Şimdi… Bir insanın değil, hayvanın bile düşüşünden kendisini mesul tutan ve “köprüden düşen topal keçinin hesabını benden sorarlar” diye taşıdığı sorumluluktan dolayı tir tir titreyen Kahraman’a (ra) gel de hayran olma!..

Her şeyin hesabı sorulur bir gün; amma er, amma geç… Karacaoğlan’ın dediği gibi İğneden ipliğe sorulur bir gün”...

Senesi dolmadan iskambil kâğıtları gibi devrilip savrulan apartmanları yapanlara hesap sorulmayacak mı? Kapanmayan çukurlara düşüp ölen çocuğun hesabı sorulmayacak mı? Şişirme işlerin, yamama yolların hesabı sorulmayacak mı? Bugün değilse yarın, sorumsuzların hesap vermeyeceklerini düşünebilir miyiz; gönlümüz buna razı olabilir mi?

“Kısas kıyamete kalmaz!” Sorumluluk ahlâkı olmayan cemiyetin “kıyameti” kopmuştur.

“Hesaba çekilmeden kendinizi hesaba çekiniz” ölçüsünü her kafaya, her kalbe, her müesseseye yerleştirmedikçe “kurtuluş” olamaz.

Susan dile, yazmayan kaleme, dünün muhasebesini ve yarının plânını yapmayan devletliye hesap sorulmasın; olacak şey mi? (Sakarya, 18.01.2011; Türk Kimliği Ağustos 2022)

6 Şubat 2023 Pazartesi gecesi, 11 ilimizde, öncekilerle kıyas edilemeyecek dehşette bir deprem yaşadık.
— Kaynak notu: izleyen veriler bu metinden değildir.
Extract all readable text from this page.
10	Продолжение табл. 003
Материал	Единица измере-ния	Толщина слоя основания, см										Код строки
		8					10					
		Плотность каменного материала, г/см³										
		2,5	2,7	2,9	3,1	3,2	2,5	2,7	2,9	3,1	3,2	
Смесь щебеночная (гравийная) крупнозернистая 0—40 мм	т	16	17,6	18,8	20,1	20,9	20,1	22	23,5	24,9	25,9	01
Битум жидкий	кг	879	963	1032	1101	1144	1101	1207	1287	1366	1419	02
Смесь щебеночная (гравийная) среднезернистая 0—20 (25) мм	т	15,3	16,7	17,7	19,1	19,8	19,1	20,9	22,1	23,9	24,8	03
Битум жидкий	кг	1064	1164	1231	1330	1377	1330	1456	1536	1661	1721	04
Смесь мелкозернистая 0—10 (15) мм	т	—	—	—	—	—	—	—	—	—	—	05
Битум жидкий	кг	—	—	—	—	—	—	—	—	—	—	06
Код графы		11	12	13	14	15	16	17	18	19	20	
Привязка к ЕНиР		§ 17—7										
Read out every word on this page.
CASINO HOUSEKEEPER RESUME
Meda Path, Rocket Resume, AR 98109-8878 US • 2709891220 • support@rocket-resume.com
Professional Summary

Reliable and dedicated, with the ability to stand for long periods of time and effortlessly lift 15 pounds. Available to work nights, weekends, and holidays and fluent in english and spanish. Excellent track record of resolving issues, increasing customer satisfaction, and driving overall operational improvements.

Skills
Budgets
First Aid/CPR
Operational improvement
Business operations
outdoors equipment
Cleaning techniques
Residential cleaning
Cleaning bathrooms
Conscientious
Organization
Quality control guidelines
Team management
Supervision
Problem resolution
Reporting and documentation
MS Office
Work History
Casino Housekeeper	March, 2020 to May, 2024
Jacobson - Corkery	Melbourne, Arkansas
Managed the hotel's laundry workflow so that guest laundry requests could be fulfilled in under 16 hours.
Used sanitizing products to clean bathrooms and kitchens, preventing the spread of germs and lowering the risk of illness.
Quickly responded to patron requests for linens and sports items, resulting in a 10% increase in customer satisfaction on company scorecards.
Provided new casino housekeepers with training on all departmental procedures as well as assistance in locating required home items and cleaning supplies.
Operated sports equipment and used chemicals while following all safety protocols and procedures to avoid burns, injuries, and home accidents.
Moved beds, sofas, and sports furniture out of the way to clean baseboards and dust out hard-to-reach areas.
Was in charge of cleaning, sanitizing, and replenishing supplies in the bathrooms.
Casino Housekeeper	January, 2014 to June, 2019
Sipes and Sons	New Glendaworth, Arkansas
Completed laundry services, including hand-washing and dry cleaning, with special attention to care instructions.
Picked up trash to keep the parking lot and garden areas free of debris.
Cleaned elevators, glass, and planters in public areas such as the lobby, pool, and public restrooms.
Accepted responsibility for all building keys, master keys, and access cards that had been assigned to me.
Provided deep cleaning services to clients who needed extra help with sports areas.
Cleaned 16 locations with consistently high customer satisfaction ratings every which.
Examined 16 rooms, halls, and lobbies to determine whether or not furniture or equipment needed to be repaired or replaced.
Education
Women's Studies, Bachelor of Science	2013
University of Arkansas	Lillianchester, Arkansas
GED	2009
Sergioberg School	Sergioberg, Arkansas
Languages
Akabinde bir yandan yaralar sarılırken, bir yandan da her zaman olduğu gibi gittikçe artan bir ivmeyle zemin, malzeme ve yapım hataları gündeme yerleşti. Haliyle kolaycılık ve meseleyi kısa yoldan halletmiş görünme zaafı, yine akla hemen müteahhitleri getirdi ve birkaçının yakasına yapışıldı. “Hesaba çekildiler” diyemiyorum. Tecrübeyle sabit, bir zaman sonra eller gevşeyecek... Bir ironi ile taşı gediğine koymanın zamanı şimdi... “Vuslat, başka bahara kaldı”. Vuslat?.. Helâl süt emmişlerin inşa ettiği "güvenli" bir yapı içinde bir süre halk nefret ve öfkesinden korunmak...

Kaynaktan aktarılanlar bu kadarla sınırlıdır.